# pro heat titanium heaters



## nitrofish (Jan 14, 2003)

im really sick of the unaccurate visa therm heaters, I have one in my 90 gallon thats 300 watts and its turned all the way up and still it wont raise the tempature to 82 degrees. this is the 3rd one in a row to not work right.it just keeps turning off and on.

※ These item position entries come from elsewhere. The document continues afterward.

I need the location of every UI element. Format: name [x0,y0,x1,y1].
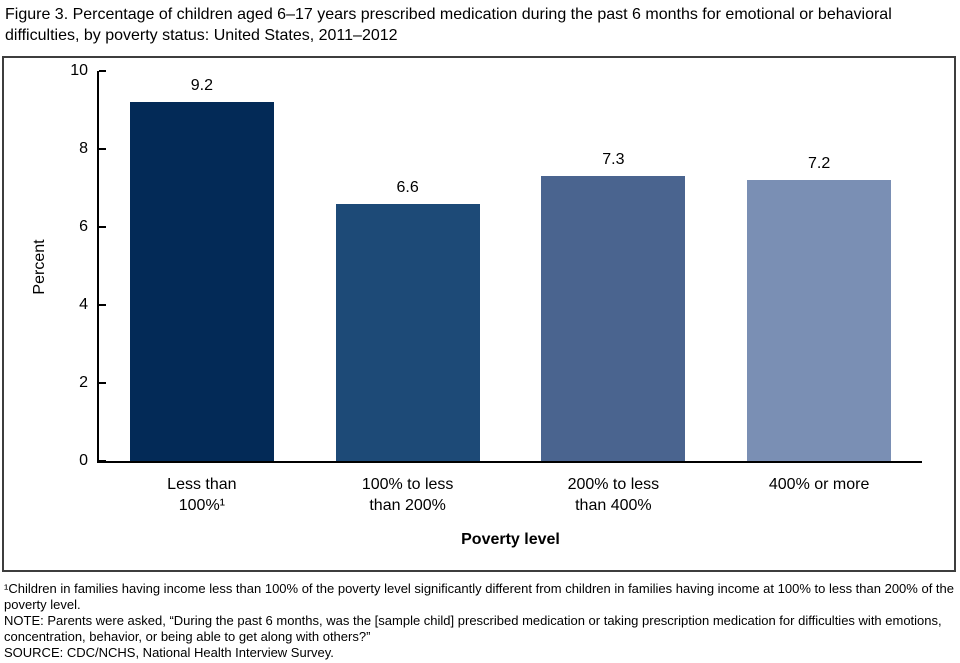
bar-slot: 9.2 [99,71,305,461]
footnote-note: NOTE: Parents were asked, “During the pa… [4,613,942,644]
y-tick-mark [99,382,106,384]
y-tick-mark [99,226,106,228]
bar-slot: 7.3 [511,71,717,461]
x-tick-label: Less than 100%¹ [167,476,237,514]
footnotes: ¹Children in families having income less… [4,581,955,661]
bar [335,203,480,461]
y-axis-title: Percent [31,239,48,295]
x-axis-title: Poverty level [461,531,560,548]
bar [541,176,686,461]
bar-slot: 6.6 [305,71,511,461]
plot-area: 9.2 6.6 7.3 7.2 [97,70,922,463]
bar-value-label: 7.2 [808,155,831,173]
bar [747,180,892,461]
y-tick-mark [99,148,106,150]
bar-value-label: 9.2 [190,77,213,95]
x-tick-label: 200% to less than 400% [567,476,660,514]
y-tick-label: 0 [79,452,88,469]
x-tick-label: 100% to less than 200% [361,476,454,514]
y-tick-label: 2 [79,374,88,391]
y-tick-mark [99,70,106,72]
footnote-source: SOURCE: CDC/NCHS, National Health Interv… [4,645,334,660]
bar-value-label: 7.3 [602,151,625,169]
x-tick-labels: Less than 100%¹ 100% to less than 200% 200… [99,474,922,516]
y-tick-mark [99,460,106,462]
y-tick-label: 4 [79,296,88,313]
bar-value-label: 6.6 [396,178,419,196]
bars-container: 9.2 6.6 7.3 7.2 [99,71,922,461]
bar [129,102,274,461]
footnote-1: ¹Children in families having income less… [4,581,954,612]
bar-slot: 7.2 [716,71,922,461]
x-tick-label: 400% or more [768,476,870,493]
y-tick-label: 8 [79,140,88,157]
chart-frame: Percent 0 2 4 6 8 10 9.2 6.6 7.3 7.2 Less than 1… [2,56,956,572]
y-tick-mark [99,304,106,306]
y-tick-label: 6 [79,218,88,235]
y-tick-label: 10 [70,62,88,79]
figure-title: Figure 3. Percentage of children aged 6–… [5,6,892,44]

so im thinking about getting a pro heat titanium heater. are these any good, has anyone used one?


----------



## thePACK (Jan 3, 2003)

yeah there are very good.i was going to get one but they were on the expensive side.instead i went with a ebo-jager(thick glass so hard to break).also does the job and not that expensive.


----------



## MPower (Jan 29, 2003)

I use 2 them on my 220g and they work awesome. I got them off ebay for $24 each.


----------



## thePACK (Jan 3, 2003)

24 dang it you got a good deal


----------



## Sir Nathan XXI (Jan 29, 2003)

they are the best on the market, I use them on all of my tanks, I like the new lcd models best, it shows tank temp on it


----------



## nitrofish (Jan 14, 2003)

they sell tons on ebay cheap, new in box, and even online they cost close to 26 dollars. little more for the digital ones

drsfostersmith.com


----------



## Sir Nathan XXI (Jan 29, 2003)

they sell Won Bros on ebay? I have never seen them on there, Ill go look


----------